Google Data Protocol Provides Client Libraries

Google Data client libraries are available for these languages:

  • Java
  • JavaScript
  • .NET
  • PHP*
  • Python
  • Objective-C

*PHP client library is distributed as part of Zend, not as a Google Code Project.

All client libraries are hosted on (Google Code) other than PHP. Separate documentation is posted for each library. You can view the open-source code and browse through any new feature requests. Read articles about how other developers have used client libraries.  Each client library has its own FAQ section. File bug reports, if you find any! Google continues to actively support the Client Libraries, including bug fixes.

There is a single external client library, neither written nor supported by Google, the Toolkit for Google Data API’s. It is an Apex client library for developers.

More details about Data API’s and client libraries

Google introduced many new products recently, both regular releases and Labs. Many have API’s. I counted twenty listings in the most recent official Google Data API Directory.

Not surprisingly, Google retains parity with its other products by Blogger coverage of the client libraries.
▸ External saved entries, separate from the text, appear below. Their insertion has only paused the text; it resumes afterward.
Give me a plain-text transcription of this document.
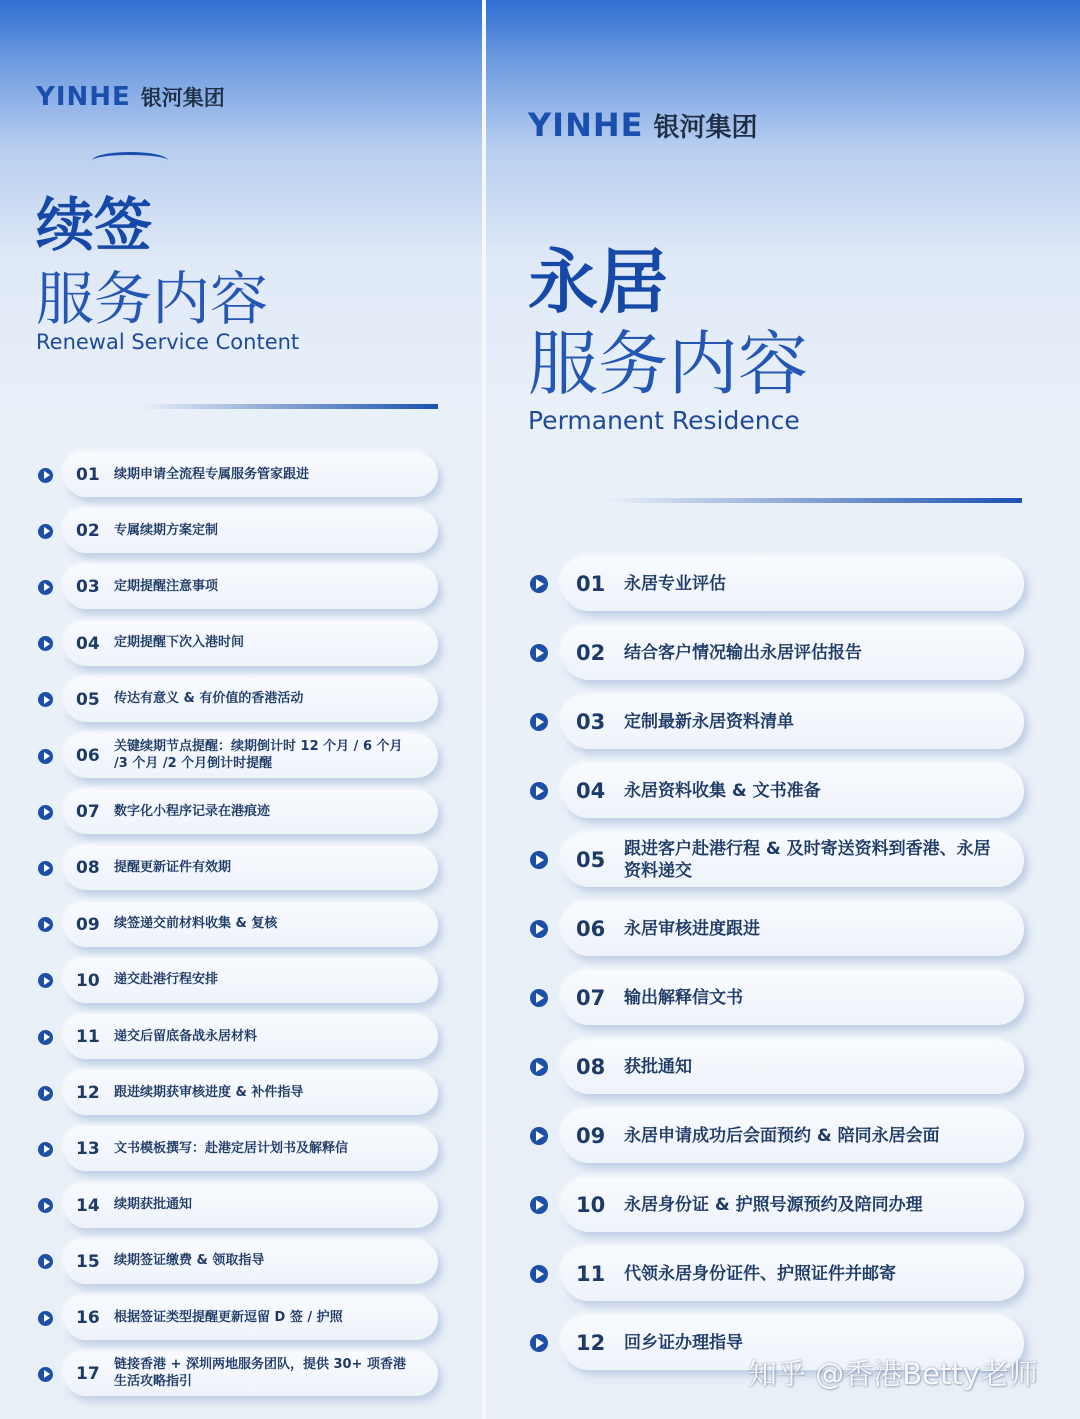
YINHE 银河集团
续签
服务内容
Renewal Service Content
01	续期申请全流程专属服务管家跟进
02	专属续期方案定制
03	定期提醒注意事项
04	定期提醒下次入港时间
05	传达有意义 & 有价值的香港活动
06	关键续期节点提醒：续期倒计时 12 个月 / 6 个月 /3 个月 /2 个月倒计时提醒
07	数字化小程序记录在港痕迹
08	提醒更新证件有效期
09	续签递交前材料收集 & 复核
10	递交赴港行程安排
11	递交后留底备战永居材料
12	跟进续期获审核进度 & 补件指导
13	文书模板撰写：赴港定居计划书及解释信
14	续期获批通知
15	续期签证缴费 & 领取指导
16	根据签证类型提醒更新逗留 D 签 / 护照
17	链接香港 + 深圳两地服务团队，提供 30+ 项香港生活攻略指引
YINHE 银河集团
永居
服务内容
Permanent Residence
01	永居专业评估
02	结合客户情况输出永居评估报告
03	定制最新永居资料清单
04	永居资料收集 & 文书准备
05	跟进客户赴港行程 & 及时寄送资料到香港、永居资料递交
06	永居审核进度跟进
07	输出解释信文书
08	获批通知
09	永居申请成功后会面预约 & 陪同永居会面
10	永居身份证 & 护照号源预约及陪同办理
11	代领永居身份证件、护照证件并邮寄
12	回乡证办理指导
知乎 @香港Betty老师
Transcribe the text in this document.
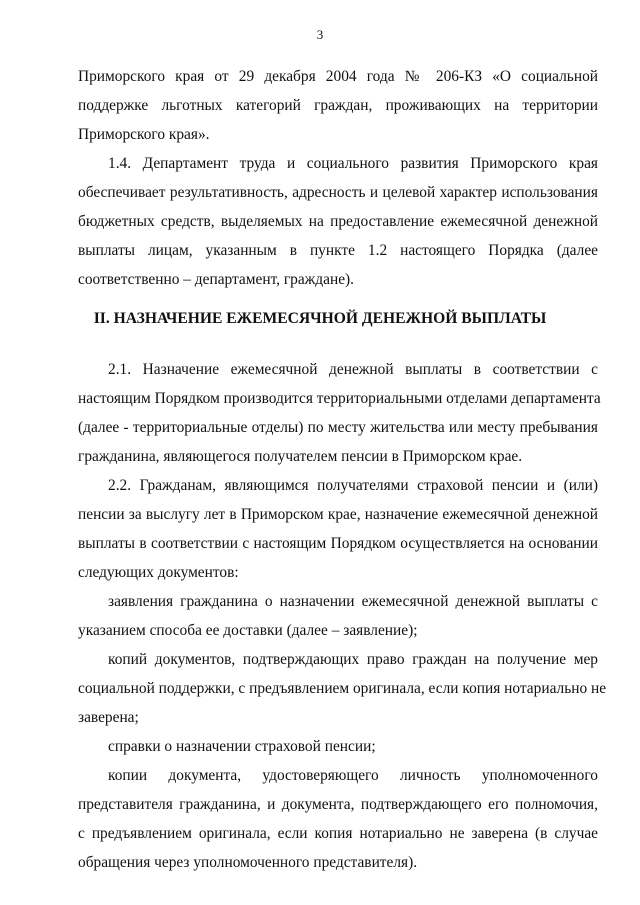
3
Приморского края от 29 декабря 2004 года № 206-КЗ «О социальной
поддержке льготных категорий граждан, проживающих на территории
Приморского края».
1.4. Департамент труда и социального развития Приморского края
обеспечивает результативность, адресность и целевой характер использования
бюджетных средств, выделяемых на предоставление ежемесячной денежной
выплаты лицам, указанным в пункте 1.2 настоящего Порядка (далее
соответственно – департамент, граждане).
II. НАЗНАЧЕНИЕ ЕЖЕМЕСЯЧНОЙ ДЕНЕЖНОЙ ВЫПЛАТЫ
2.1. Назначение ежемесячной денежной выплаты в соответствии с
настоящим Порядком производится территориальными отделами департамента
(далее - территориальные отделы) по месту жительства или месту пребывания
гражданина, являющегося получателем пенсии в Приморском крае.
2.2. Гражданам, являющимся получателями страховой пенсии и (или)
пенсии за выслугу лет в Приморском крае, назначение ежемесячной денежной
выплаты в соответствии с настоящим Порядком осуществляется на основании
следующих документов:
заявления гражданина о назначении ежемесячной денежной выплаты с
указанием способа ее доставки (далее – заявление);
копий документов, подтверждающих право граждан на получение мер
социальной поддержки, с предъявлением оригинала, если копия нотариально не
заверена;
справки о назначении страховой пенсии;
копии документа, удостоверяющего личность уполномоченного
представителя гражданина, и документа, подтверждающего его полномочия,
с предъявлением оригинала, если копия нотариально не заверена (в случае
обращения через уполномоченного представителя).
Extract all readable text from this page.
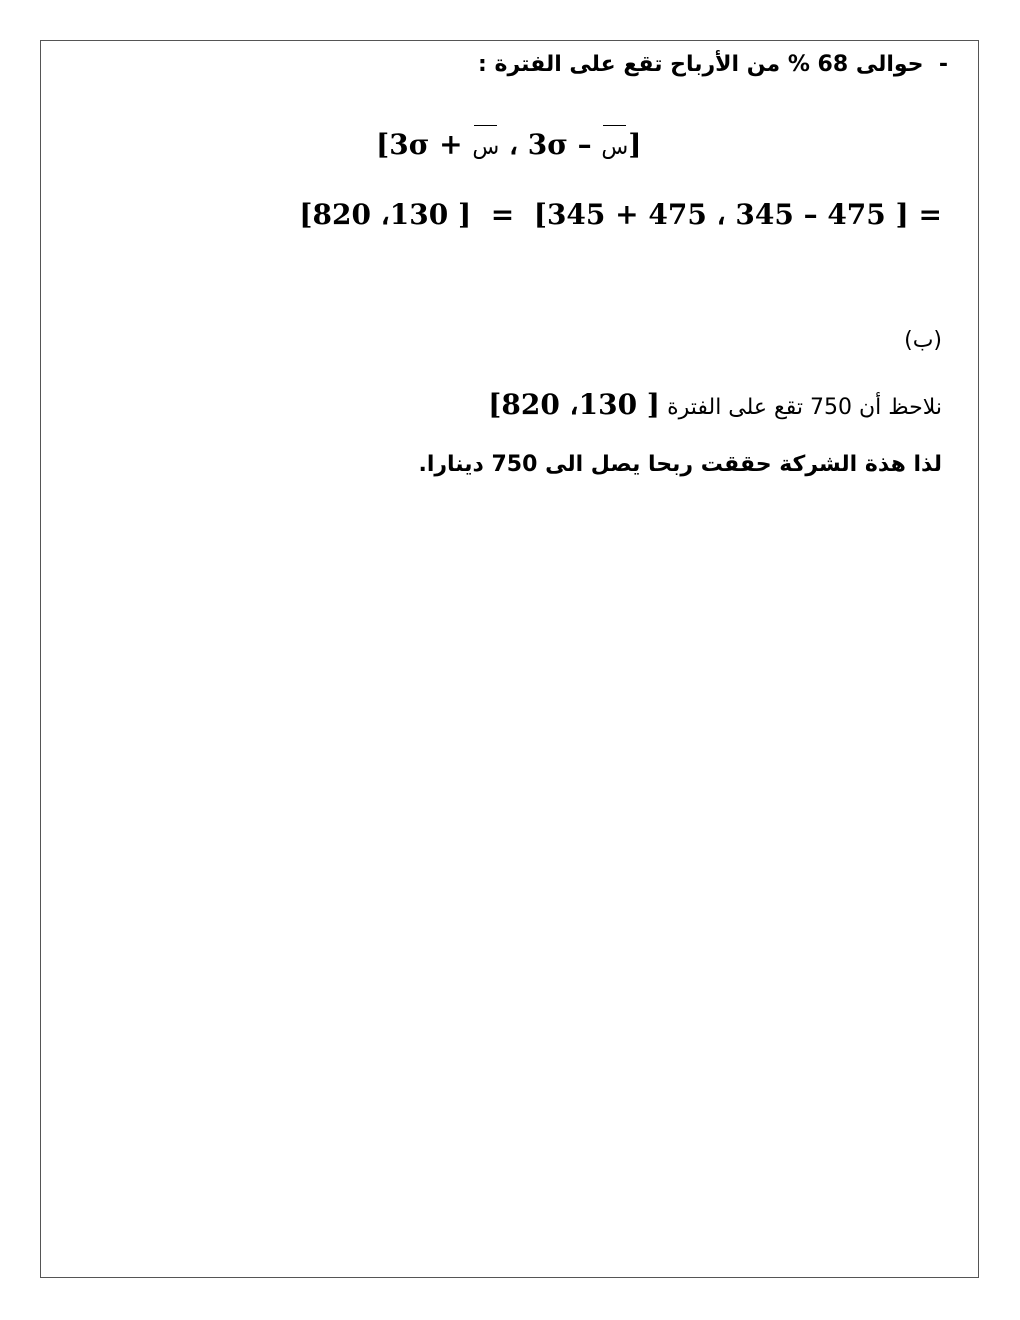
-  حوالى 68 % من الأرباح تقع على الفترة :
[3σ + س ، 3σ – س]
= [ 475 – 345 ، 475 + 345]  =  [ 130، 820]
(ب)
نلاحظ أن 750 تقع على الفترة [ 130، 820]
لذا هذة الشركة حققت ربحا يصل الى 750 دينارا.
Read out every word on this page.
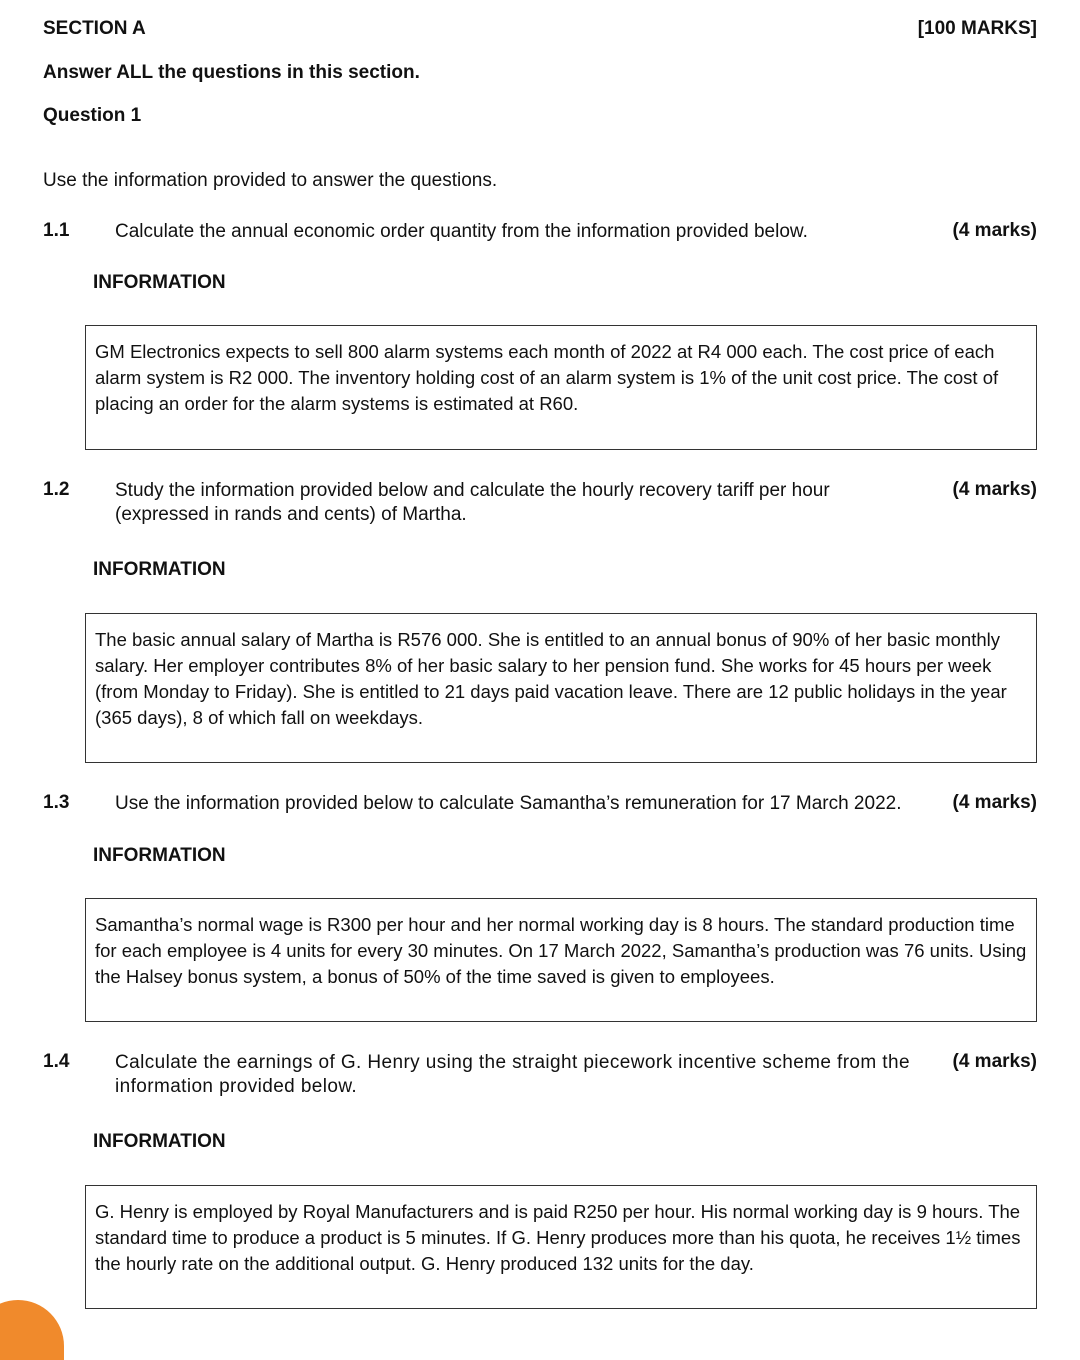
SECTION A	[100 MARKS]
Answer ALL the questions in this section.
Question 1
Use the information provided to answer the questions.
1.1 Calculate the annual economic order quantity from the information provided below.	(4 marks)
INFORMATION
GM Electronics expects to sell 800 alarm systems each month of 2022 at R4 000 each. The cost price of each alarm system is R2 000. The inventory holding cost of an alarm system is 1% of the unit cost price. The cost of placing an order for the alarm systems is estimated at R60.
1.2 Study the information provided below and calculate the hourly recovery tariff per hour (expressed in rands and cents) of Martha.
(4 marks)
INFORMATION
The basic annual salary of Martha is R576 000. She is entitled to an annual bonus of 90% of her basic monthly salary. Her employer contributes 8% of her basic salary to her pension fund. She works for 45 hours per week (from Monday to Friday). She is entitled to 21 days paid vacation leave. There are 12 public holidays in the year (365 days), 8 of which fall on weekdays.
1.3 Use the information provided below to calculate Samantha’s remuneration for 17 March 2022.	(4 marks)
INFORMATION
Samantha’s normal wage is R300 per hour and her normal working day is 8 hours. The standard production time for each employee is 4 units for every 30 minutes. On 17 March 2022, Samantha’s production was 76 units. Using the Halsey bonus system, a bonus of 50% of the time saved is given to employees.
1.4 Calculate the earnings of G. Henry using the straight piecework incentive scheme from the information provided below.
(4 marks)
INFORMATION
G. Henry is employed by Royal Manufacturers and is paid R250 per hour. His normal working day is 9 hours. The standard time to produce a product is 5 minutes. If G. Henry produces more than his quota, he receives 1½ times the hourly rate on the additional output. G. Henry produced 132 units for the day.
The Google Apps Developer blog includes Data Protocol related posts.

Why is a Client Library helpful?

According to Google Data Protocol,

the library provides tools and an abstraction layer, letting you construct queries and use response data without having to create HTTP requests or process HTTP responses by hand.”

Each client library offers classes corresponding to elements and data types used by the API.

JavaScript Client Library

Google Data Protocol offers particularly detailed documentation, including code examples for common use cases, for the JavaScript Client Library. The most current release is version 2.0. This should be particularly helpful for Google Maps API users.

What are ETags?

Make sure to have a look at usage suggestions for ETags. ETags are identifiers that help specify entry version numbers, and are helpful for chronology and avoiding overwrites,  They also facilitate conditional retrieval and updates. Only services running Google Data Protocol version 2.0 support ETags.

Comprehensive documentation for the JavaScript client library API reference is now available in JSdoc format.